Kordian machinalnie sięgnął za pazuchę marynarki, ale kiedy napotkał ostrzegawcze spojrzenie Chyłki, cofnął rękę. Przez moment siedzieli w milczeniu, obserwując grupę Azjatów, którzy obfotografowali niewielki zbiornik wodny z czerwonego kamienia i pomnik Chopina.
– O czym myślisz? – odezwał się Oryński.
– O tym, czy oni kiedykolwiek po powrocie do siebie oglądają ten pierdyliard zdjęć.
Kordian szczerze w to wątpił. Podobnie jak w to, że właśnie nad tym zastanawiała się teraz Chyłka.
– A oprócz tego? – rzucił.
Joanna syknęła cicho, jakby coś ja zabolało.
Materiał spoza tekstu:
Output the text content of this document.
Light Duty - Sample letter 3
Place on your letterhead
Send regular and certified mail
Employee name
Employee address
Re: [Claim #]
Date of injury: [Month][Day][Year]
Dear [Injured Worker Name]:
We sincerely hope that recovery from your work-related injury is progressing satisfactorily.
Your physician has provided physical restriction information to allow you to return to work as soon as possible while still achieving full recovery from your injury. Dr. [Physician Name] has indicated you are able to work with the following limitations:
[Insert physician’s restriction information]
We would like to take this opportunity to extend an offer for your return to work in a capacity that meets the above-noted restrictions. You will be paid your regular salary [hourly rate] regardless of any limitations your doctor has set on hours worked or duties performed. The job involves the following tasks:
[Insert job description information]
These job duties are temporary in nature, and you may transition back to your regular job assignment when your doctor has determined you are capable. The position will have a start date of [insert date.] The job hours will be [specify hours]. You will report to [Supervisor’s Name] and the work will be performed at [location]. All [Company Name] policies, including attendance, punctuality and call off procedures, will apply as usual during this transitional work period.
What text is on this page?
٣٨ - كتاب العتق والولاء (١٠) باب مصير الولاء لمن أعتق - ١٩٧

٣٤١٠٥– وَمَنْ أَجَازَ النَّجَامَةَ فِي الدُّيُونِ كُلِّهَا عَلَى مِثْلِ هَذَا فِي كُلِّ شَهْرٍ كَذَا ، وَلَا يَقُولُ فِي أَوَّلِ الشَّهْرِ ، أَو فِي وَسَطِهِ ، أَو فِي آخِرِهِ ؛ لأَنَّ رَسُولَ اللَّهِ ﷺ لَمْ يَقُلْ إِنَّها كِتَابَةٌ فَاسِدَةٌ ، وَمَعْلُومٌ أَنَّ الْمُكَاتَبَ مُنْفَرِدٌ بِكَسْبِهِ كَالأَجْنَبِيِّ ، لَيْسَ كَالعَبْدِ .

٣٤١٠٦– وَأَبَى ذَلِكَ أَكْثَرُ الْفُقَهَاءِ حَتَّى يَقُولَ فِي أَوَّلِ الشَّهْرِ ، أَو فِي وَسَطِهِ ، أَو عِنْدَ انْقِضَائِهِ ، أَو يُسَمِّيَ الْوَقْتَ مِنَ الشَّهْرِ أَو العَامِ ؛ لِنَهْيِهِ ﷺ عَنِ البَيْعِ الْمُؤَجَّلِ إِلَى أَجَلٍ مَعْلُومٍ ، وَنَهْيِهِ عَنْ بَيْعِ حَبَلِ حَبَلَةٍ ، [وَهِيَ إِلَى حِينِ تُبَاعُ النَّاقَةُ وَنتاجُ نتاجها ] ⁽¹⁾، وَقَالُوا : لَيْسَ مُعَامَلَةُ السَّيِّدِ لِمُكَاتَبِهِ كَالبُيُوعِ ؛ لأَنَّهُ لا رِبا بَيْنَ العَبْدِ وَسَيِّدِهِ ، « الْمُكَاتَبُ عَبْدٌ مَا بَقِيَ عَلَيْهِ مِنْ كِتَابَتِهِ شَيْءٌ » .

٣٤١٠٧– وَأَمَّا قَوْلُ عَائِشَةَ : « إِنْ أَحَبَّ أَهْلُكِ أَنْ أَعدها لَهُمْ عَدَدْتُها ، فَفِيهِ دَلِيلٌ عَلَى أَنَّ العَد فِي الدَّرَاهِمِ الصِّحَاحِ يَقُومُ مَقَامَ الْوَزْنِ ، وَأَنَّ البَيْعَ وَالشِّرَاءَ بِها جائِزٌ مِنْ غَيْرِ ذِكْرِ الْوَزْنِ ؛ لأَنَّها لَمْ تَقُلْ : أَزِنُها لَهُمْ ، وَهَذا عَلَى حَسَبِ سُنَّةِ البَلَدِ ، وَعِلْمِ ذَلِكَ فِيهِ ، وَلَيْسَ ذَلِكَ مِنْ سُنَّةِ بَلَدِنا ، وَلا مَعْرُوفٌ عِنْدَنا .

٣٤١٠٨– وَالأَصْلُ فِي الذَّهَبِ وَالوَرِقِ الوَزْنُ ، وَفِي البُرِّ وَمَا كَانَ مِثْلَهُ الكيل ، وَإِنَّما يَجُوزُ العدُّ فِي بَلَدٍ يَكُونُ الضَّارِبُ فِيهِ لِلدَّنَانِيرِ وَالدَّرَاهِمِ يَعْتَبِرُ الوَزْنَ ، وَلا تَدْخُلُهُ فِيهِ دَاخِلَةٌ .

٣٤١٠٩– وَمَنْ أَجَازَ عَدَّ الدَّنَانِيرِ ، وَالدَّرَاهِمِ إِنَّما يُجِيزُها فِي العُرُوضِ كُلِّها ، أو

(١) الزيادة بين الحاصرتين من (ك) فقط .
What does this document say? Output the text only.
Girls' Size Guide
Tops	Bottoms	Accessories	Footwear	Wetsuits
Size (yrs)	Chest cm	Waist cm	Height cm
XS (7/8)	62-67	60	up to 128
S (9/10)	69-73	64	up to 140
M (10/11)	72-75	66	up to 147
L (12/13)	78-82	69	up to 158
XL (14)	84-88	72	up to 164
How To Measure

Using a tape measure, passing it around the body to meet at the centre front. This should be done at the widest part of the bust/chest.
– Nie wiem, co o tym sądzić, Zordon – powiedziała. – Jak się nad tym na spokojnie zastanowić, to posunięcia twojej Aśkanny są bez większego sensu.
– Bo?
– Nie może mówić o imprezie, bo zobowiązała się do milczenia, to jasne – odparła ciężko Chyłka. – Ale jeśli doszło tam do czynów pedofilskich, może przecież złożyć zawiadomienie do prokuratury. Dlaczego tego nie robi?